« Divorce sans juge » : la procédure à suivre

Couple
Depuis le 1er janvier, tous ceux qui décident de divorcer par consentement mutuel sont soumis à la nouvelle procédure instaurée par la loi justice du XXIe siècle. - © mofles

Depuis le 1er janvier, tous ceux qui décident de divorcer par consentement mutuel sont soumis à la nouvelle procédure instaurée par la loi justice du XXIe siècle. 

Exit l’audience d’homologation devant le juge aux affaires familiales. Le divorce par consentement mutuel ou à l’amiable se résume désormais à une convention prenant la forme d’un contrat sous seing privé, contresigné par les avocats de chacune des parties puis enregistré par un notaire.

Dans ce nouveau cadre, le juge n’intervient plus que si un enfant mineur capable de discernement désire être entendu par le magistrat ou si l’un des époux est sous curatelle ou sous tutelle.

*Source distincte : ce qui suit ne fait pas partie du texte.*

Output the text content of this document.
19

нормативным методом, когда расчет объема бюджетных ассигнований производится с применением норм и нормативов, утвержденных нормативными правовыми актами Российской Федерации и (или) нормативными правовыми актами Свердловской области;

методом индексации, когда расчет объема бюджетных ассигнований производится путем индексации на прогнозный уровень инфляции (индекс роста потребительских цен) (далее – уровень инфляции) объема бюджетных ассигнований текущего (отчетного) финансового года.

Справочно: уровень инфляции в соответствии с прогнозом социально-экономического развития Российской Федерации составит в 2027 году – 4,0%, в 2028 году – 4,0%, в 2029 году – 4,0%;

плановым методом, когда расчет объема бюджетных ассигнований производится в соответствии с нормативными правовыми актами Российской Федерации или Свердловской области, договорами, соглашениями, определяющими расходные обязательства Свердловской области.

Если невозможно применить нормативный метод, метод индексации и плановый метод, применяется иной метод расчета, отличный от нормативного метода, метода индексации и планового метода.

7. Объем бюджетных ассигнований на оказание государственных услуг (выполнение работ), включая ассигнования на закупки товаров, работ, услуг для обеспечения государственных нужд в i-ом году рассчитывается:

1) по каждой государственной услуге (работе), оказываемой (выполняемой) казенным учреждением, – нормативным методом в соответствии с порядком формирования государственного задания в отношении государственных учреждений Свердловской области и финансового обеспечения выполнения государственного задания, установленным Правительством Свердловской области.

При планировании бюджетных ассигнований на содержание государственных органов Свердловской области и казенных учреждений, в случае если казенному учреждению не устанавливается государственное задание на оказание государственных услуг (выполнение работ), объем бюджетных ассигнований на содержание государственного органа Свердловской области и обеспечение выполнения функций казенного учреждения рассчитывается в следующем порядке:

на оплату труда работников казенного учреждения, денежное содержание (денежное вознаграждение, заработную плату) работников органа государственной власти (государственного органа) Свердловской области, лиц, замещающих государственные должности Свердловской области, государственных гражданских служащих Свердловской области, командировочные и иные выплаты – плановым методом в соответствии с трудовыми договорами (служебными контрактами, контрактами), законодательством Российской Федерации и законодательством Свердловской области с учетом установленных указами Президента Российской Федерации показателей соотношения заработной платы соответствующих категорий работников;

Cette réforme a été voulue pour désengorger les tribunaux. « Si, auparavant, dans les situations les plus simples, il était possible de divorcer en quelques mois, ce délai pourrait être ramené théoriquement à un mois sans avoir à passer devant le juge, note Maryvonne Henry, avocate au barreau de Paris. Cependant, comme toute la responsabilité des divorces par consentement mutuel repose désormais sur les avocats et qu’il s’agit d’un contrat qui peut être contesté ou mal exécuté, les procédures contentieuses risquent de se multiplier, afin d’obtenir le sceau du juge. Par exemple, au lieu du divorce par consentement mutuel, la procédure de divorce pour acceptation du principe de la rupture du mariage pourrait se développer : les époux sont d’accord pour divorcer, mais ne parviennent pas à s’entendre sur les conséquences de leur séparation. »

La procédure en 10 temps

1 – Si le couple a des biens immobiliers communs : rendez-vous ensemble chez le notaire (2 époux + notaire).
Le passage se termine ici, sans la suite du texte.